Monday, June 16, 2014


By Barbara Louise Davis

   I started at the Center for Accessible Living as a secretary on June 4, 1984. Since then my involvement with CAL has taken a lot of twists and turns: sometimes as paid staff, sometimes as a volunteer, and at other times as both a volunteer and a paid consultant. I’ve learned a lot during those thirty years. Below are some of the changes I’ve seen and things I’ve learned.

Many People Can Fit in a Very Tight Space
We were in the Interchange Building on 8th and Jefferson in 1984.  There was a staff of 11 people. The bookkeeper’s office was in the closet, six people were almost on top of each other in one small room, and the peer support/counseling office was also the library. Despite the small staff and shortage of office space, programs and services provided were: housing, advocacy, ramp building, independent living skills training, individual and group counseling, peer support mentoring, loan closet and information and referral. There have been several moves since, as our office staff and range of programs and services have expanded.

It Takes a Village to Change a Law, But One Person’s Vote DOES Count
CAL has always had an active part in systems change. Its staff, volunteers and voting consumers have worked tirelessly to get the Attendant Care Program funded, to improve transportation services, to get more funding for ramp building, housing, and other programs, and to educate consumers on the fact that their one vote does make a difference. When I first started at CAL, I saw consumer groups that worked very hard and successfully to get a bill passed to fund the Attendant Care program. Through the years I have been a witness to how much a difference it can make when voters call in to their representative to voice their desire for passage or failure of a particular bill. There have been a number of instances in these campaigns where a bill passed or failed by one vote.

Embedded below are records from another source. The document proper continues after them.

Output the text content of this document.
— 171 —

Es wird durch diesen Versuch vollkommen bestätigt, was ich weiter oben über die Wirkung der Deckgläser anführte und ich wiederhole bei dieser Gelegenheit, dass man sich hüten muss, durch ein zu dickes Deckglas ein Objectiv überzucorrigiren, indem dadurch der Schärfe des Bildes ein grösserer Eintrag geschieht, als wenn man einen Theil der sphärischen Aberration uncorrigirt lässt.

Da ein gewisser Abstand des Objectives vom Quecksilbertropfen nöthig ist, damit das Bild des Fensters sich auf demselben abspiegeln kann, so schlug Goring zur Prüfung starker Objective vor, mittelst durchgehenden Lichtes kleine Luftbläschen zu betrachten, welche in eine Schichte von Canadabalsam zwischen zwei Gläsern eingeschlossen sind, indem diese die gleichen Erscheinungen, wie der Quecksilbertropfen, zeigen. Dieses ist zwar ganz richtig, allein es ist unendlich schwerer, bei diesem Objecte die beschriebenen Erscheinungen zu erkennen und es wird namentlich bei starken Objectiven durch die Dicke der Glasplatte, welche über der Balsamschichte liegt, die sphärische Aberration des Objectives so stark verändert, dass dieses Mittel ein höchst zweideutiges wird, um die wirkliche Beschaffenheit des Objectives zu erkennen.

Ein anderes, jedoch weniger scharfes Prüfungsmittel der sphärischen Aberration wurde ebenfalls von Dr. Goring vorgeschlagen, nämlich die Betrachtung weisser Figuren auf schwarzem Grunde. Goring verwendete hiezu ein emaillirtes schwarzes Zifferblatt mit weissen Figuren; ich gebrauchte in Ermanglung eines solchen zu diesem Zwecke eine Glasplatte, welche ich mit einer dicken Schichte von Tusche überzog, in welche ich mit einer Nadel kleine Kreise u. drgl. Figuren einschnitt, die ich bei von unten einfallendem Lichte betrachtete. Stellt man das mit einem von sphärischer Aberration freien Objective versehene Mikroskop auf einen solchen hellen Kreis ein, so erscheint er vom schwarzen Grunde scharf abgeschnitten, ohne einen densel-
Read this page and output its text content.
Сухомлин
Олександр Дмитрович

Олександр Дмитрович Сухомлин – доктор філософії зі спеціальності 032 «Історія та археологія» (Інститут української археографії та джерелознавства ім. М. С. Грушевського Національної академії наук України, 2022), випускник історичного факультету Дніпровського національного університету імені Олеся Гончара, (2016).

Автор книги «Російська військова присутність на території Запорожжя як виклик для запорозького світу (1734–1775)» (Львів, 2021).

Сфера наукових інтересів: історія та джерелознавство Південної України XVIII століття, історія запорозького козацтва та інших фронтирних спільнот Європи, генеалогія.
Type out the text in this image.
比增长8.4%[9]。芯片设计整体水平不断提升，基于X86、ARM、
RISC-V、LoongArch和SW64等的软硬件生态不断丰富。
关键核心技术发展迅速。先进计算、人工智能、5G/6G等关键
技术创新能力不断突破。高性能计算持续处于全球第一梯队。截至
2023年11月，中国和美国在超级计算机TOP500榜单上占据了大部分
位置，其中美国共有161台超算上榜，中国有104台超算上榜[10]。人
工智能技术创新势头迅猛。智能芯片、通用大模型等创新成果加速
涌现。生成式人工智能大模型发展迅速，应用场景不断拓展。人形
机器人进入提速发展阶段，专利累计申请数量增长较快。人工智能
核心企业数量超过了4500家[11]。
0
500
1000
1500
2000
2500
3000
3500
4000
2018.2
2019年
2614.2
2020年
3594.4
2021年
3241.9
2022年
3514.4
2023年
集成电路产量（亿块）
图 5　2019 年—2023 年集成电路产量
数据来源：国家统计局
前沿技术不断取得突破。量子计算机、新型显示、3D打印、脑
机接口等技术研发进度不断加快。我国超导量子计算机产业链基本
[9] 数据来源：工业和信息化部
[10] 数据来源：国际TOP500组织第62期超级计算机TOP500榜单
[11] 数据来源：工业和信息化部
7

Accommodations Can Be Simple and Inexpensive
At CAL the majority of the staff is comprised of individuals with physical, mental and learning disabilities. Accommodations are a way of life here. I’ve seen them range from something as simple as a string across a door, a few blocks under the legs of a desk, a large font size on printed material and comfortable office chairs for those with back problems. As technology has advanced, it has been easier for CAL to provide accommodations such as televisions and telephones with close-captioning, video relay, telephones with built-in amplifiers, software programs for those who are blind and visually impaired, and other types of accommodations.

We Will Never Give Up
There have been many gains and losses in disability rights, program funding and community services throughout the years of my involvement with CAL. Often something we have fought hard to achieve has either been taken away or has come close to being taken away. At other times CAL staff, consumers and volunteer have worked to fight what appeared to be a losing battle but ended up being a winning one. Throughout it all, we have never given up. As a result, the disability community and CAL as a whole have come a long way in thirty years. We know, however, that there is still much room for improvement, and so will continue to advocate for change when needed.

Teamwork Gets More Done
When we had a staff of 11, we provided a lot of programs and services. About a year after I started, the staff was cut to 8, and we provided those same services. We did this by pulling together and doubling up. Since then, there have been a lot of times when funding ended for a program or programs, and staff has had to once again pull together and double up to continue providing services. I have worked in a lot of places before I came to CAL, and never have I seen an organization that has teamwork like CAL does.

Old Dogs Can Learn New Tricks
Consumers who become newly disabled frequently come to CAL thinking they could not adjust to life as a person with a disability “at my age.” The reality is, with a positive attitude, a willingness to embrace technology and ability to try some creative adaptations, it is possible for anyone at any age to live a full, satisfying life with a disability. Will it be perfect? Probably not; but then, life as an able-bodied person isn’t perfect, either.

    A lot of things have changed at CAL in thirty years. We’ve gone from a small office in Louisville to a much larger office in Louisville, a satellite office in Murray, and a new satellite office in Northern KY. There was no First Impressions Suit Closet, employment program or consumer resource room.

    Technological advances have had a huge impact on how things are done at CAL now. We didn’t have a fax machine, paper folder and a computer at every staff member’s desk in 1984. We couldn’t apply for grants through the Internet or help consumers apply for jobs via Internet then, either. There was no web site, blog or electronic mailings, and nobody on the staff had cell phones.

    Staff members have come and gone since June 1984. We remember many of them with a fond heart. Most of all, we remember Elaine Zwicker and Angela Casey, who left this world way too soon.

     The last thirty years with CAL has been a wild ride. The next thirty years should bring about even more wonderful changes for CAL and the disability community. Thanks to all of our supporters & consumers for making us what we are today!